2. Let them know how their statement makes you feel. Let them know that you feel hurt, unsafe, threatened, distanced or saddened. Go beyond “it’s not appropriate” and start talking about feelings.
“I want to have this conversation with you because I care about you and I care about folks beyond our family — and I know you do too. I know we both care and so let’s keep talking even though we don’t agree.”
“When you say things like that, I feel scared because it makes me feel so far apart from you. And I don’t want that. I want to feel close.”
3. Admit to your own imperfections and ongoing learning.
“I used to think one way and then I learned about this piece of history and I realize I was wrong. I realize that I did more harm than good and hurt people. And now I want to do better. I’m always going to be learning."
4. You might also want to share resources. I hear people joking about a “slightly racist email” from an older relative like it’s something funny. Haha. Those old folks. But those old folks are as smart or smarter than us and they can unlearn racism. And just as they share their jokes or resources, so can we. Send them articles, books, tools, videos that help them to see other perspectives. The media we consume matters and helps to shape our reality, so let’s use it as a tool of communication.
5. Some ways to shut down and address racism in everyday conversation with family:
a. Let them know when language isn’t appropriate. Tell them it’s not cool. Let them know it’s not going to be cool in your presence, in your partner’s presence or around your kids — not just the blatant stuff, but the subtly racist language as well. Set boundaries. And you can let them know you won’t be seeing them if they don’t want to respect those boundaries.
It’s also Pride Month, so if you hear language that is homophobic or transphobic, speak up. Race and sexuality intersect and your discomfort pales in comparison to the ways in which
b. Flood your social feed to show your support.

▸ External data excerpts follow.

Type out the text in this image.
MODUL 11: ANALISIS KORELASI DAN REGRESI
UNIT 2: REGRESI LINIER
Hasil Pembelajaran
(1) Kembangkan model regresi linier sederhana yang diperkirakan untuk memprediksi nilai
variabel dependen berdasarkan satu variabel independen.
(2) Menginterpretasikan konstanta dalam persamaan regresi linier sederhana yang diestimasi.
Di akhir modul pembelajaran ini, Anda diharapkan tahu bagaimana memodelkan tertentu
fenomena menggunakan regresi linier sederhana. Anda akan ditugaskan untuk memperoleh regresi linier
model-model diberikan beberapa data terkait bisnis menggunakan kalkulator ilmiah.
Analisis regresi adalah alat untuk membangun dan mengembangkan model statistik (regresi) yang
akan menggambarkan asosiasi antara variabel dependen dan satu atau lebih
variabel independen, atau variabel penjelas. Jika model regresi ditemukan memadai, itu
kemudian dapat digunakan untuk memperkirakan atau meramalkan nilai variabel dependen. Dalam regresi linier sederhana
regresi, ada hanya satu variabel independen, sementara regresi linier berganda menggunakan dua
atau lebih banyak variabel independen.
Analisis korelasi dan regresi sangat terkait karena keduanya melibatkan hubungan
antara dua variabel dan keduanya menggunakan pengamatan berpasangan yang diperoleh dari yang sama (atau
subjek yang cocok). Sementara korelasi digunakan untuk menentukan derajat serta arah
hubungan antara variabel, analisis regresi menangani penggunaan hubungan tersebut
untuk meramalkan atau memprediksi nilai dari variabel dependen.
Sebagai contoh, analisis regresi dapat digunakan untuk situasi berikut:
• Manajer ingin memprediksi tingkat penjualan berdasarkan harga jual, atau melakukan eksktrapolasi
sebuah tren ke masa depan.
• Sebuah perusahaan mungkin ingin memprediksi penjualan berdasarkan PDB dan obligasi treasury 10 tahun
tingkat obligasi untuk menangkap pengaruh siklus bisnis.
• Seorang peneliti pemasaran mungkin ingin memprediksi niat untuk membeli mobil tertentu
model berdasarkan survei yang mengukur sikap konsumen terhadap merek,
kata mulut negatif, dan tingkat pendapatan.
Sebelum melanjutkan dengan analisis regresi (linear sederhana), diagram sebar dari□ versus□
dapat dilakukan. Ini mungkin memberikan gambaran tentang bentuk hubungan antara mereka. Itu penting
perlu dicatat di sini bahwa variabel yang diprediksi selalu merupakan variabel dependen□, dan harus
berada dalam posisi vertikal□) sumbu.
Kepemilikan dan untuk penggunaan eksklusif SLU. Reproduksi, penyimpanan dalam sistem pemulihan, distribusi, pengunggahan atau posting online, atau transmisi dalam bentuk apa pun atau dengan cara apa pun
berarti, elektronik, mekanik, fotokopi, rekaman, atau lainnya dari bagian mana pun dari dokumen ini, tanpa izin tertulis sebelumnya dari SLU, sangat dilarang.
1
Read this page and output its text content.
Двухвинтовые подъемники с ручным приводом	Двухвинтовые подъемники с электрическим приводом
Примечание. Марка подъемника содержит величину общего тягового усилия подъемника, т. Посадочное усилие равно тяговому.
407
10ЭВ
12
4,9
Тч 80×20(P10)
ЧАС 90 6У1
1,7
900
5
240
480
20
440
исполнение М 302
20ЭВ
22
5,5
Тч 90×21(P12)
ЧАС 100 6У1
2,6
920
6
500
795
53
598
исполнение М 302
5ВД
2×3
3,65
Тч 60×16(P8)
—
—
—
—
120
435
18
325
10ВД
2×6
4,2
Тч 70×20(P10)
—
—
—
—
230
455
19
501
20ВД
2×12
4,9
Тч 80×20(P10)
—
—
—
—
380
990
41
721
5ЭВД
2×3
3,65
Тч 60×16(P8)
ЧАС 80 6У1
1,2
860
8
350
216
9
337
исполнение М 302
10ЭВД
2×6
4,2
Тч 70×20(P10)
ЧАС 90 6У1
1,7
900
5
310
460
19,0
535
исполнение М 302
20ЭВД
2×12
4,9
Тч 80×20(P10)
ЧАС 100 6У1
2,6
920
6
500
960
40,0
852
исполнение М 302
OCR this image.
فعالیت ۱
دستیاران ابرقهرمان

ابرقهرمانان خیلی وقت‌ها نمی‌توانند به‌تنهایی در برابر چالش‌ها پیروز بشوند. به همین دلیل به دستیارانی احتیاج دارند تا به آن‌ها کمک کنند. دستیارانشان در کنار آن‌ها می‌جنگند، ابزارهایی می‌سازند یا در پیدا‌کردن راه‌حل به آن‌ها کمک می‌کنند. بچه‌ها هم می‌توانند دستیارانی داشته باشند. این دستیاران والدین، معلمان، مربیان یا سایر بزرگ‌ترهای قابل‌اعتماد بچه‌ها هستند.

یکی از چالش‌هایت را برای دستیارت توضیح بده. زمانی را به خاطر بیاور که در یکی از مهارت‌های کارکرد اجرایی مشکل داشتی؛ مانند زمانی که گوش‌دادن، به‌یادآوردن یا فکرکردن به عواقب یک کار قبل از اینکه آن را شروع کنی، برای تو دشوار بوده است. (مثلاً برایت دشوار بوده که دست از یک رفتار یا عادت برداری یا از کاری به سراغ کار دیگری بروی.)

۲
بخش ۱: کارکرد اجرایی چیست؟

They’re watching and listening and they’re learning from you. Let’s keep our foot on the pedal and not let this message get lost in a short or mid-term news cycle. This is going to take a lifetime.
c. Talk about your shared goal: you want all people to be and feel safe. You want all folks to have access to opportunity. And ask questions about what you can do achieve this goal — to be a part of the solution. Talk about how you can collaborate to be a part of positive change. There is power in empowerment to take real action.